“Ready? Play.” Usually these words are spoken by an umpire. But in Blind and Low Vision Tennis, it’s the server letting the receiver know they are about to serve.
Featuring players from around Australia, the inaugural 2022 Australian Blind and Low Vision Championships was a three-day event at the National Tennis Centre in Melbourne Park.
Often abbreviated to BLV, this version of tennis originated in Japan. Players compete against opponents with a similar degree of visual impairment, in categories from B1 (most impairment) to B4 (least impairment). The court dimensions and net height are adjusted accordingly and the balls are larger and sometimes contain a bell.
The scoring system is basically the same as regular tennis though some rules are modified.
New South Wales Inclusion Tennis Coach at Tennis Australia, Steve Manley, recalls that BLV tennis and wheelchair tennis both started about 40 years ago.
As a junior player, he attended the Newcombe/Roche tennis camp and saw wheelchair tennis as a demonstration sport.

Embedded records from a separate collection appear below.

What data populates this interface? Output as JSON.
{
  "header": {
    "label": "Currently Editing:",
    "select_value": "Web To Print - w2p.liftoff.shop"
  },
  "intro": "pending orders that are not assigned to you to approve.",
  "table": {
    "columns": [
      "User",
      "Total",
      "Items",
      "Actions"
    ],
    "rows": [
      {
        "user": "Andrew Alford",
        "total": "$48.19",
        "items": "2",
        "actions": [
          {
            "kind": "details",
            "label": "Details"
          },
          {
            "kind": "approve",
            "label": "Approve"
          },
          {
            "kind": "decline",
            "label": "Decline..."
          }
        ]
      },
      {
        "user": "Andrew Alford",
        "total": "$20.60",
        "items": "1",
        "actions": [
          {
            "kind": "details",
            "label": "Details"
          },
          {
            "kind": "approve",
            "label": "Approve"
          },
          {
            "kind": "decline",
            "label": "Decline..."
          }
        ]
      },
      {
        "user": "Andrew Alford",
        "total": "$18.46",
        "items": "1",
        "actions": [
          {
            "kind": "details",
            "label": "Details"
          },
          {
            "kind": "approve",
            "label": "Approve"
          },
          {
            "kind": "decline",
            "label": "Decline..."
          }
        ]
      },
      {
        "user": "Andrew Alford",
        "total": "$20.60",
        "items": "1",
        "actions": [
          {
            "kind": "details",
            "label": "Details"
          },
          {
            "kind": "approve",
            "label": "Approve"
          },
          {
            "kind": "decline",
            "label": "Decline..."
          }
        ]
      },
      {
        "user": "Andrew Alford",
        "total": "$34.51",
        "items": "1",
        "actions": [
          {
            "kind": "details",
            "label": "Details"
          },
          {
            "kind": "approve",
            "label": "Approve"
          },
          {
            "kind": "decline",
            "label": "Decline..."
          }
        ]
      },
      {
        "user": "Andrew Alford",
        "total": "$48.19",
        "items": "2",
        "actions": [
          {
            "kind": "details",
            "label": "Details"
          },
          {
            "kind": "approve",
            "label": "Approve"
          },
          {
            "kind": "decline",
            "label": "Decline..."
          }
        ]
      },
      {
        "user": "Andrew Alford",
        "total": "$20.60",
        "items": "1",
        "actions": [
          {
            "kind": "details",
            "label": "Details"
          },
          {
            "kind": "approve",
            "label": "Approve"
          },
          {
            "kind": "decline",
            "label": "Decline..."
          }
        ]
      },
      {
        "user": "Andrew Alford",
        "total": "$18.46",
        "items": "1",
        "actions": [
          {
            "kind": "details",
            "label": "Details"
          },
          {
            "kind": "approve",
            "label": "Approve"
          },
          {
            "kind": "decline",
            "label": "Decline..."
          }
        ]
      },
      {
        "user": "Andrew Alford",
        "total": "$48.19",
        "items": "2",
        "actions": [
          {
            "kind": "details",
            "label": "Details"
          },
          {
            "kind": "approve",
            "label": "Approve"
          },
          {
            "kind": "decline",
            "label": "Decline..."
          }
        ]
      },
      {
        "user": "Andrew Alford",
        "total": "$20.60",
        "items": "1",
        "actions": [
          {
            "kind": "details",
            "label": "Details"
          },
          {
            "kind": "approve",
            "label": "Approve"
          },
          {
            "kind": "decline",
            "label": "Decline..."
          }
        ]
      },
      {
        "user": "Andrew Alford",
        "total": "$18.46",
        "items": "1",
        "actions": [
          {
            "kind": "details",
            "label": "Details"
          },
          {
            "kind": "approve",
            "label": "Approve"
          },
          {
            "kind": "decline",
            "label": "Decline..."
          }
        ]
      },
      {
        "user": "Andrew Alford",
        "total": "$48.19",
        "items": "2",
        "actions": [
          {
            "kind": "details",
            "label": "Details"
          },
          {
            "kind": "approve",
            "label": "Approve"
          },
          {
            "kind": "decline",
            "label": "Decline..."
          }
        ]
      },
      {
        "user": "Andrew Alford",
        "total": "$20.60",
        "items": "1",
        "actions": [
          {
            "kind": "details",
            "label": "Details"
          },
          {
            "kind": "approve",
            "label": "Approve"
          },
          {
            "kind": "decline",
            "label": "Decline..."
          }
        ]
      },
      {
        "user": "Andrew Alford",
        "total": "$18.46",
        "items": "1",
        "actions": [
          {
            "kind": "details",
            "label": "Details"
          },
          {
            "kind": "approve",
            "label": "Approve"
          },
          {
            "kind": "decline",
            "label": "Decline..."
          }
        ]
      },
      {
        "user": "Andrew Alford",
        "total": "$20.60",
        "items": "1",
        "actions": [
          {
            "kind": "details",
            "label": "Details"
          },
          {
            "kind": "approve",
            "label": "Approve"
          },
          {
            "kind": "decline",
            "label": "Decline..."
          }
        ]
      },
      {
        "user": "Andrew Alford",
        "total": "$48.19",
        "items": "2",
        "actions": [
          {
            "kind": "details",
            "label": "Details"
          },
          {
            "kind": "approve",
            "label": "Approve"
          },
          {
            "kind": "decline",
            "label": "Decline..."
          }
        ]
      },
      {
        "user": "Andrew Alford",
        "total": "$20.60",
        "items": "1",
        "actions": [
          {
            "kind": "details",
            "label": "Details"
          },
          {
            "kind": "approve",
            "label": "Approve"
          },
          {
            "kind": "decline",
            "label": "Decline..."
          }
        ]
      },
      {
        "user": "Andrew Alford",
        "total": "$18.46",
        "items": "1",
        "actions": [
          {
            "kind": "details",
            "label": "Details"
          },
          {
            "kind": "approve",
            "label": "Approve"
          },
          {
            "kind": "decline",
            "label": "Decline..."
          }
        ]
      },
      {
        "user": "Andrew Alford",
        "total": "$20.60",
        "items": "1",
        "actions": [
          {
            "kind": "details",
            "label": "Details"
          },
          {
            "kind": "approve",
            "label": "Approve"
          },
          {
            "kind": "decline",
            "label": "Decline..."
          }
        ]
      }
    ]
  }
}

He acknowledges that wheelchair tennis is better known than its BLW equivalent due to its greater exposure as a USA-invented sport.
No doubt wheelchair tennis also benefits from its status as an event in Grand Slams. But BLV tennis is making progress with an increasing number of players and tournaments.
On day two of the Championships, Manley stands behind the court watching one of his protégés, 19 year old Courtney Webeck from Gloucester.
“She’s a remarkable story,” he says. “She’s an athlete and taught herself tennis during Covid restrictions.
“I’ve lined her up with a local coach and she’ll be invited to our camp.”
Her opponent is Summer Giddings, also an athlete from New South Wales. Giddings was accompanied to the tournament by her guide dog Lassie who sits watching her play.
Adam Sayad is at the tournament doubling up as a player and as Australian representative on the International Blind Tennis Association. He started playing at eight before stopping at 12 due to deteriorating central vision caused by Stargardt’s Disease.
For the last 12 years, he’s been playing tennis again through the BLW program.
“We started the program with five players, all from Victoria. Now there’s 37 players in this tournament and we’ve got 75 players around Australia,” he says.
“And for the last five years we’ve been playing on the international level.”
Sayad ended up winning the B3 Open Doubles with Ross Patterson, while Courtney Webeck won the B2 Open Women’s Singles.